= Klaus Woerner =

Klaus Woerner (1939–2005) was the founder and CEO of ATS Automation Tooling Systems. Its main headquarters is located in Cambridge, Ontario, Canada and it is one of the world's foremost companies dealing with automated manufacturing equipment.

Woerner was born in Germany in 1939. He completed his apprenticeship as a precision mechanic in Switzerland before moving to Montreal, Quebec, Canada in 1960. Klaus worked for several companies in Montreal while taking night school classes to complete his high school diploma. He studied engineering at Concordia University in Montreal for three years, and completed his degree in Industrial Engineering at Ryerson University after he and his wife moved to Toronto, Ontario.
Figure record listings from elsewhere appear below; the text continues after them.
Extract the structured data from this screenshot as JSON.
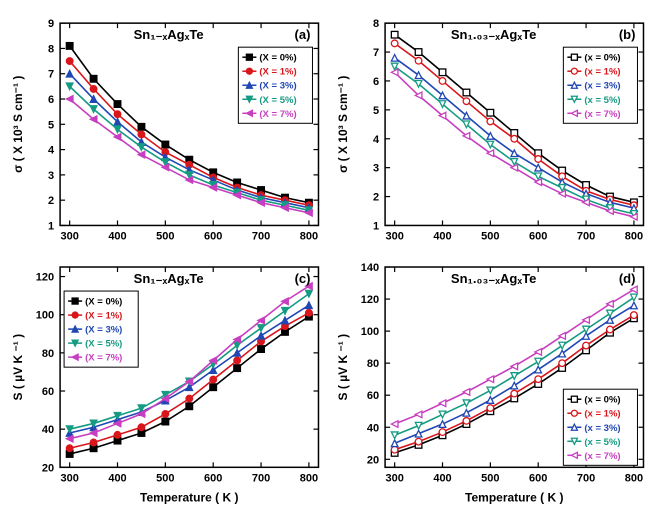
{
  "colors": {
    "series": [
      "#000000",
      "#d8161b",
      "#2047b4",
      "#159b82",
      "#c73fc0"
    ],
    "axis": "#000000",
    "bg": "#ffffff",
    "border": "#000000"
  },
  "markers": [
    "square",
    "circle",
    "triangle-up",
    "triangle-down",
    "triangle-left"
  ],
  "xticks": [
    300,
    400,
    500,
    600,
    700,
    800
  ],
  "xlabel": "Temperature ( K )",
  "panels": {
    "a": {
      "tag": "(a)",
      "title": "Sn₁₋ₓAgₓTe",
      "ylabel": "σ ( X 10³ S cm⁻¹ )",
      "yticks": [
        1,
        2,
        3,
        4,
        5,
        6,
        7,
        8,
        9
      ],
      "ylim": [
        1,
        9
      ],
      "legend": [
        "(X = 0%)",
        "(X = 1%)",
        "(X = 3%)",
        "(X = 5%)",
        "(X = 7%)"
      ],
      "legend_pos": "right",
      "open_markers": false,
      "x": [
        300,
        350,
        400,
        450,
        500,
        550,
        600,
        650,
        700,
        750,
        800
      ],
      "series": [
        [
          8.1,
          6.8,
          5.8,
          4.9,
          4.2,
          3.6,
          3.1,
          2.7,
          2.4,
          2.1,
          1.9
        ],
        [
          7.5,
          6.4,
          5.4,
          4.6,
          3.9,
          3.4,
          2.9,
          2.5,
          2.2,
          2.0,
          1.8
        ],
        [
          7.0,
          6.0,
          5.1,
          4.3,
          3.7,
          3.2,
          2.8,
          2.4,
          2.1,
          1.9,
          1.7
        ],
        [
          6.5,
          5.6,
          4.8,
          4.1,
          3.5,
          3.0,
          2.6,
          2.3,
          2.0,
          1.8,
          1.6
        ],
        [
          6.0,
          5.2,
          4.5,
          3.8,
          3.3,
          2.8,
          2.5,
          2.2,
          1.9,
          1.7,
          1.5
        ]
      ]
    },
    "b": {
      "tag": "(b)",
      "title": "Sn₁.₀₃₋ₓAgₓTe",
      "ylabel": "σ ( X 10³ S cm⁻¹ )",
      "yticks": [
        1,
        2,
        3,
        4,
        5,
        6,
        7,
        8
      ],
      "ylim": [
        1,
        8
      ],
      "legend": [
        "(x = 0%)",
        "(x = 1%)",
        "(x = 3%)",
        "(x = 5%)",
        "(x = 7%)"
      ],
      "legend_pos": "right",
      "open_markers": true,
      "x": [
        300,
        350,
        400,
        450,
        500,
        550,
        600,
        650,
        700,
        750,
        800
      ],
      "series": [
        [
          7.6,
          7.0,
          6.3,
          5.6,
          4.9,
          4.2,
          3.5,
          2.9,
          2.4,
          2.0,
          1.8
        ],
        [
          7.3,
          6.7,
          6.0,
          5.3,
          4.6,
          4.0,
          3.3,
          2.7,
          2.2,
          1.9,
          1.7
        ],
        [
          6.8,
          6.2,
          5.5,
          4.8,
          4.1,
          3.5,
          3.0,
          2.5,
          2.1,
          1.8,
          1.6
        ],
        [
          6.5,
          5.9,
          5.2,
          4.5,
          3.8,
          3.2,
          2.7,
          2.3,
          1.9,
          1.6,
          1.4
        ],
        [
          6.3,
          5.5,
          4.8,
          4.1,
          3.5,
          3.0,
          2.5,
          2.1,
          1.8,
          1.5,
          1.3
        ]
      ]
    },
    "c": {
      "tag": "(c)",
      "title": "Sn₁₋ₓAgₓTe",
      "ylabel": "S ( µV K ⁻¹ )",
      "yticks": [
        20,
        40,
        60,
        80,
        100,
        120
      ],
      "ylim": [
        20,
        125
      ],
      "legend": [
        "(X = 0%)",
        "(X = 1%)",
        "(X = 3%)",
        "(X = 5%)",
        "(X = 7%)"
      ],
      "legend_pos": "left",
      "open_markers": false,
      "x": [
        300,
        350,
        400,
        450,
        500,
        550,
        600,
        650,
        700,
        750,
        800
      ],
      "series": [
        [
          27,
          30,
          34,
          38,
          44,
          52,
          62,
          72,
          82,
          91,
          99
        ],
        [
          30,
          33,
          37,
          41,
          48,
          56,
          66,
          76,
          86,
          94,
          101
        ],
        [
          38,
          41,
          45,
          49,
          55,
          62,
          71,
          80,
          89,
          97,
          105
        ],
        [
          40,
          43,
          47,
          51,
          58,
          65,
          74,
          84,
          93,
          102,
          111
        ],
        [
          35,
          38,
          43,
          48,
          56,
          65,
          76,
          87,
          97,
          107,
          115
        ]
      ]
    },
    "d": {
      "tag": "(d)",
      "title": "Sn₁.₀₃₋ₓAgₓTe",
      "ylabel": "S ( µV K ⁻¹ )",
      "yticks": [
        20,
        40,
        60,
        80,
        100,
        120,
        140
      ],
      "ylim": [
        15,
        140
      ],
      "legend": [
        "(x = 0%)",
        "(x = 1%)",
        "(x = 3%)",
        "(x = 5%)",
        "(x = 7%)"
      ],
      "legend_pos": "right-low",
      "open_markers": true,
      "x": [
        300,
        350,
        400,
        450,
        500,
        550,
        600,
        650,
        700,
        750,
        800
      ],
      "series": [
        [
          24,
          29,
          35,
          42,
          50,
          58,
          67,
          77,
          88,
          99,
          108
        ],
        [
          26,
          31,
          37,
          44,
          52,
          61,
          70,
          80,
          91,
          101,
          110
        ],
        [
          30,
          36,
          42,
          49,
          57,
          66,
          76,
          86,
          97,
          107,
          116
        ],
        [
          35,
          41,
          48,
          55,
          63,
          72,
          81,
          91,
          101,
          111,
          121
        ],
        [
          42,
          48,
          55,
          62,
          70,
          78,
          87,
          97,
          107,
          117,
          126
        ]
      ]
    }
  }
}
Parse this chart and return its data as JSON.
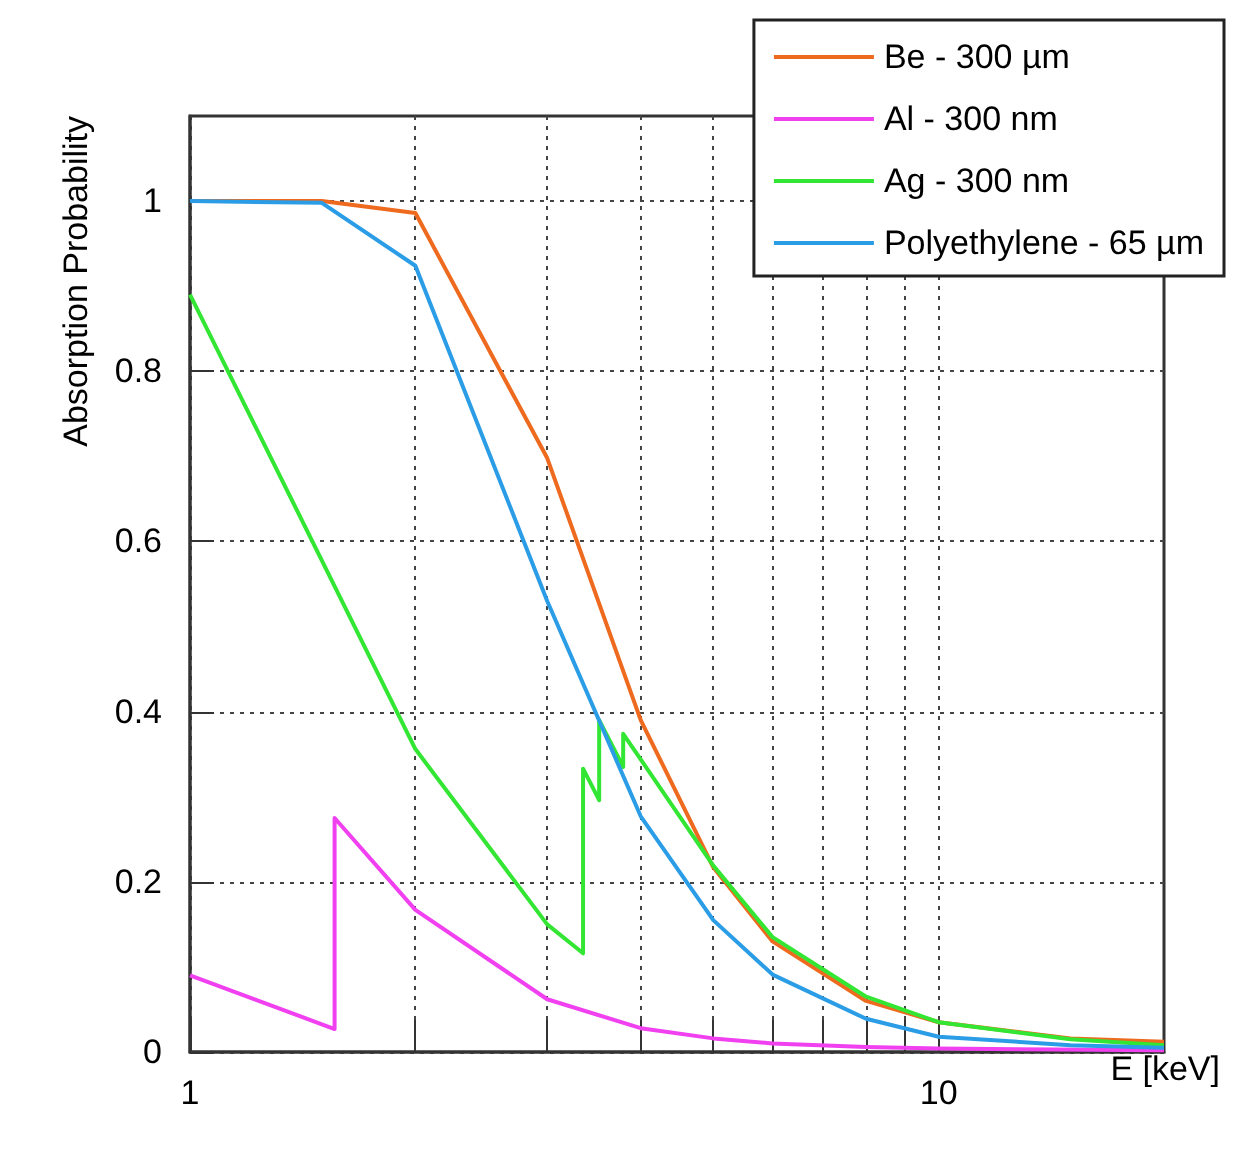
{
  "chart_data": {
    "type": "line",
    "xlabel": "E [keV]",
    "ylabel": "Absorption Probability",
    "log": "x",
    "xlim": [
      1,
      20
    ],
    "ylim": [
      0,
      1.1
    ],
    "xticks": [
      1,
      {
        "value": 2,
        "label": null
      },
      {
        "value": 3,
        "label": null
      },
      {
        "value": 4,
        "label": null
      },
      {
        "value": 5,
        "label": null
      },
      {
        "value": 6,
        "label": null
      },
      {
        "value": 7,
        "label": null
      },
      {
        "value": 8,
        "label": null
      },
      {
        "value": 9,
        "label": null
      },
      10
    ],
    "yticks": [
      0,
      0.2,
      0.4,
      0.6,
      0.8,
      1
    ],
    "grid": true,
    "legend": "top right",
    "marker": "none",
    "line_style": "solid",
    "series": [
      {
        "name": "Be - 300 µm",
        "color": "#ee6a1e",
        "x": [
          1,
          1.5,
          2,
          3,
          4,
          5,
          6,
          8,
          10,
          15,
          20
        ],
        "values": [
          1.0,
          1.0,
          0.986,
          0.698,
          0.39,
          0.217,
          0.13,
          0.06,
          0.035,
          0.016,
          0.012
        ]
      },
      {
        "name": "Al - 300 nm",
        "color": "#f040f0",
        "x": [
          1,
          1.56,
          1.56,
          2,
          3,
          4,
          5,
          6,
          8,
          10,
          20
        ],
        "values": [
          0.09,
          0.027,
          0.275,
          0.167,
          0.062,
          0.028,
          0.016,
          0.01,
          0.006,
          0.004,
          0.002
        ]
      },
      {
        "name": "Ag - 300 nm",
        "color": "#33e633",
        "x": [
          1,
          2,
          3,
          3.35,
          3.35,
          3.52,
          3.52,
          3.79,
          3.79,
          5,
          6,
          8,
          10,
          15,
          20
        ],
        "values": [
          0.89,
          0.356,
          0.15,
          0.116,
          0.333,
          0.296,
          0.39,
          0.335,
          0.374,
          0.219,
          0.135,
          0.065,
          0.035,
          0.015,
          0.008
        ]
      },
      {
        "name": "Polyethylene - 65 µm",
        "color": "#2b9de6",
        "x": [
          1,
          1.5,
          2,
          3,
          4,
          5,
          6,
          8,
          10,
          15,
          20
        ],
        "values": [
          1.0,
          0.998,
          0.924,
          0.53,
          0.277,
          0.155,
          0.091,
          0.039,
          0.018,
          0.008,
          0.005
        ]
      }
    ]
  }
}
He graduated in 1972 and began working for Ford, which introduced him to automated manufacturing technology.

Woerner was keen to start his own business and in 1978 he started the engineering company which grew into Automation Tooling Systems. The company now has 26 worldwide divisions and over 4000 employees.

Woerner won many distinguished business awards, including the Ernst & Young Canadian Entrepreneur of the Year in 1997. He was a great philanthropist, and donated 5 million dollars to the main theatre of Kitchener, Ontario, the Centre in the Square, as well as 2 million dollars to the engineering complex of the local community college, Conestoga College.

ATS is a world leader in the design of automated manufacturing equipment, and its systems are used by companies that produce auto parts, pharmaceuticals and computer/electronics equipment.

Woerner died of cancer in February 2005 at the age of 65. Lawrence Tapp, chairman of ATS Board of Directors said in a statement: "Klaus was a gifted engineer, entrepreneur and business leader who made a significant and lasting contribution to the global automation industry, to the Region of Waterloo where he chose to found ATS more than 25 years ago and to thousands of young engineers and tradespeople around the world who benefited from his commitment to apprenticeship training. His sharp intellect, dedication to adding value through innovation, global insight, and passion to succeed made him one of Canada's great entrepreneurs".